1.1- No que respeite ao «erro notório na apreciação de prova» previsto na c) do n.°2 do art.400° do CPP, é pacífica e consolidada, no actual ordenamento jurídico de Macau, a seguinte jurisprudência (cfr. a título meramente exemplificativo, arestos do Venerando TUI nos Processos n.°17/2000, n.°16/2003, n.°46/2008, n.°22/2009, n.°52/2010, n.°29/2013 e n.°4/2014):
O erro notório na apreciação da prova existe quando se dão como provados factos incompatíveis entre si, isto é, que o que se teve como provado ou não provado está em desconformidade com o que realmente se provou ou não provou, ou que se retirou de um facto tido como provado uma conclusão logicamente inaceitável. O erro existe também quando se violam as regras sobre o valor da prova vinculada ou as legis artis. Tem de ser um erro ostensivo, de tal modo evidente que não passa despercebido ao comum dos observadores, ou seja, quando o homem de formação média facilmente dele se dá conta.

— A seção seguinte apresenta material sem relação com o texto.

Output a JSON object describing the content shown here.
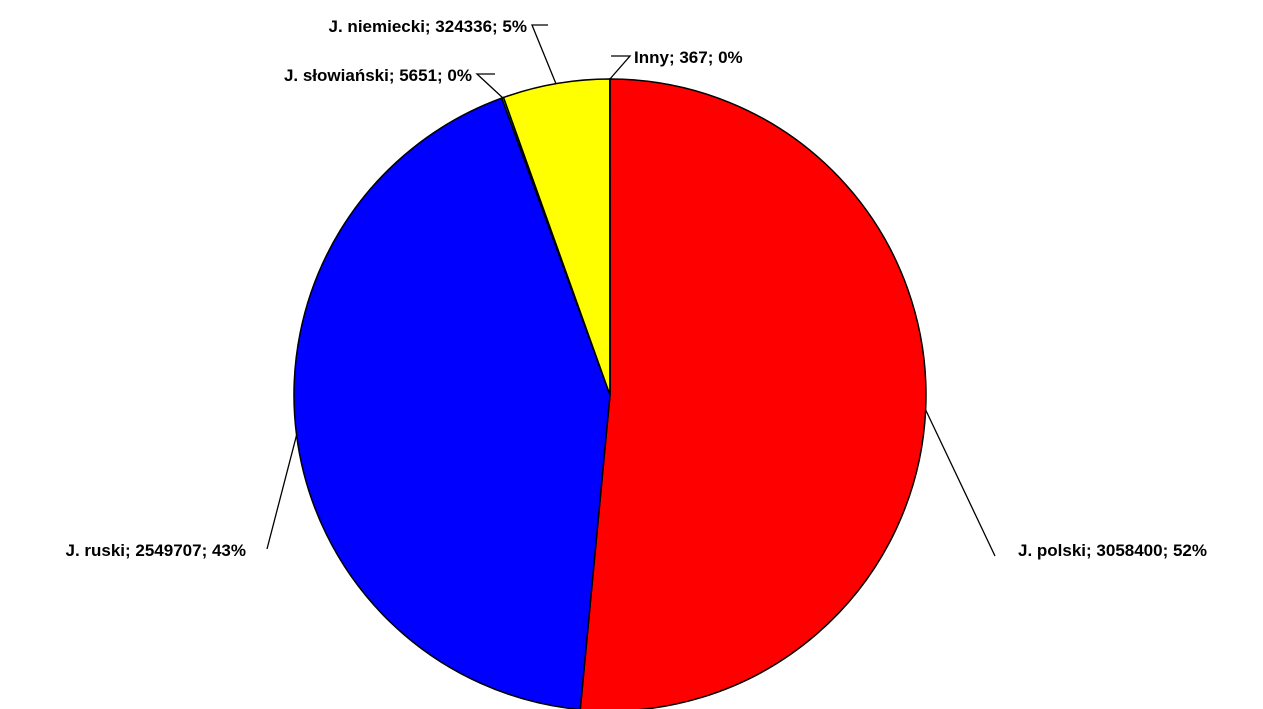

De outro lado, não se pode olvidar que o recorrente não pode utilizar o recurso para manifestar a sua discordância sobre a forma como o tribunal a quo ponderou a prova produzida, pondo em causa, deste modo, a livre convicção do julgador (Ac. do TUI no Proc. n.°13/2001). Pois, «sendo que o erro notório na apreciação da prova nada tem a ver com a eventual desconformidade entre a decisão de facto do Tribunal e aquela que entende adequada o Recorrente, irrelevante é, em sede de recurso, alegar-se como fundamento do dito vício, que devia o Tribunal ter dado relevância a determinado meio probatório para formar a sua convicção e assim dar como assente determinados factos, visto que, desta forma, mais não se faz do que pôr em causa a regra da livre convicção do Tribunal.» (Acórdão no Processo n.°470/2010)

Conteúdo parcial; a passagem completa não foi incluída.